Tolkien Gleanings #165.
* In the latest edition of the UK’s The Critic magazine, a long article on “Grimdull”. Freely online. The author is of the opinion that…
“The fantasy genre is afflicted by a dull and tedious obsession with adolescent cynicism, prurient scenes and one dimensional anti-heroes. [And even given the vast output of such fare] it’s striking how little headway [has been made in trying to seize fantasy, by leftist ‘realists’ / ironic modernists / strident atheists]. Whilst Tolkien feels timeless, not least because of its echoing of the language and sensibility of myth and fairy tale, much of the ‘realist’ fantasy that sought to supplant it now feels terribly dated. [And] even the most procedural and uninventive of past fictional fare starts to look good, next to the chaotic and senseless storytelling that is increasingly the norm.”
* In July 2024, the second International Conference on Constructed Languages. The two-day event is set to happen in Orleans, France, and the organisers write that…
“We are expecting two keynote speakers, including Edouard Kloczko, translator and expert on the languages of J.R.R. Tolkien.”
* OutSFL interviews the writer of the forthcoming biographical graphic-novel of the young Tolkien…
“A good story inspired by real events should not move away from reality as we know it for the sake of making it more exciting. Writing about a life should be a pact signed with the reader or viewer: ‘I’m telling you a true story’. Otherwise, you might as well invent the whole thing entirely. […] I read everything I could find about Tolkien’s life, on the course of the First World War and the Battle of the Somme in particular, but also on the war efforts in Oxford and Cambridge, the relationships between people at that time, their way of behaving, the clothes and uniforms, weapons, etc. I tried not to leave anything to chance and wanted to recreate as faithfully as possible a reconstruction of this period and this part of Tolkien’s life.”

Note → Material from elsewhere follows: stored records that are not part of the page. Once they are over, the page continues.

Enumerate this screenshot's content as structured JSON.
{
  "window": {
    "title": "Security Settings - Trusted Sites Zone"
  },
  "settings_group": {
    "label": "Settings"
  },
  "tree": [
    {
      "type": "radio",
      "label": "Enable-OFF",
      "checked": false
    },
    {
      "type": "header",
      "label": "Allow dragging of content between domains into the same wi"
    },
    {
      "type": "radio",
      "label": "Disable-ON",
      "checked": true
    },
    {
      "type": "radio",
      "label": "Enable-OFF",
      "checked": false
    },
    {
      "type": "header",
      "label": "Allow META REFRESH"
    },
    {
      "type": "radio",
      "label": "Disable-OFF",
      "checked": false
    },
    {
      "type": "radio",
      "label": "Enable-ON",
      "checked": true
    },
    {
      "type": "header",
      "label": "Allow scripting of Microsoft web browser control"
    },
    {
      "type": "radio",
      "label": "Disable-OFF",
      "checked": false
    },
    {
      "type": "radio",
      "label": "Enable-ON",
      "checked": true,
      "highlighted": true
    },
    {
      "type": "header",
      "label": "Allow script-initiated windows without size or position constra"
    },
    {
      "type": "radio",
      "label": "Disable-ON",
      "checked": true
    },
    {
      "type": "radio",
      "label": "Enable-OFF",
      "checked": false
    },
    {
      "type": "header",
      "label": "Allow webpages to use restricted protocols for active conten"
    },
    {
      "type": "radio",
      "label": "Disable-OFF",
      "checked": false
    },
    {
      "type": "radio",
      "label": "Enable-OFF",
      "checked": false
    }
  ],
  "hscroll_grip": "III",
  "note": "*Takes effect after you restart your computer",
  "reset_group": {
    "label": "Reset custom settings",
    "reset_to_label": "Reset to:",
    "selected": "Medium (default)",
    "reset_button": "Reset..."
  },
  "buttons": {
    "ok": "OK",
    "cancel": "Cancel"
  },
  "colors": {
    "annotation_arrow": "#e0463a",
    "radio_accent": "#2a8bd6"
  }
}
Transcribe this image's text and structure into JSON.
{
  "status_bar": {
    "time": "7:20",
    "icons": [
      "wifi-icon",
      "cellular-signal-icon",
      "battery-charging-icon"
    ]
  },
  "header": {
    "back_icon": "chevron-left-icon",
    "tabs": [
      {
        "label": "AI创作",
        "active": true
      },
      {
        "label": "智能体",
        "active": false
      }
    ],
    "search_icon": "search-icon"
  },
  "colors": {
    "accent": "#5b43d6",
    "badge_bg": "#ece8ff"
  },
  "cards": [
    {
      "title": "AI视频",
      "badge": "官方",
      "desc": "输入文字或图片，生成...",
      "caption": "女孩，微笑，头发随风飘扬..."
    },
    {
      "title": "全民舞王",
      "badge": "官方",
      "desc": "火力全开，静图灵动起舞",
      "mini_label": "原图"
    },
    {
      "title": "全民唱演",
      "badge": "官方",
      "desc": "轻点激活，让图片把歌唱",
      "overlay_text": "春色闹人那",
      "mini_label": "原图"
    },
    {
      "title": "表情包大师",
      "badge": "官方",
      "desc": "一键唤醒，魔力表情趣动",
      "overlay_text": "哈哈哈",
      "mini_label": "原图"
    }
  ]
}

Amazon currently lists the hardcover of this English translation as shipping on 27th February 2024, and the Kindle ebook version is already available.
* Anna Smol ventures into Shelob’s Lair, with the aid of Tolkien’s plans of the place…
“Once Tolkien gets his hobbits inside the Lair, he can imagine which ways they can go by drawing the Plan of Shelob’s Lair”.
* And finally, one I missed from back in 2022. The Wade Centre had a one-hour podcast on Tolkien and the Green Knight. One of the participants notes C.S. Lewis writing on the Green Knight as a man…
“… as vivid and concrete as any image in literature” […] a living coincidentia oppositorum; half giant, yet wholly a ‘lovely’ knight’; as full of demoniac energy as old Karamazov, yet in his own house, as jolly as a Dickensian Christmas host; now exhibiting a ferocity so gleeful that it is almost genial, and now a geniality so outrageous that it borders on the ferocious; half boy or buffoon in his shouts and laughter and jumpings; yet at the end judging Gawain with the tranquil superiority of an angelic being.”
This was published in 1962 (the podcast participant, who seems to be a Lewis expert, claims it dates from 1947). If 1962, which various bibliographies suggest is more likely, then this seems in part to also be Lewis’s oblique comment on the likely origin of Tolkien’s Bombadil?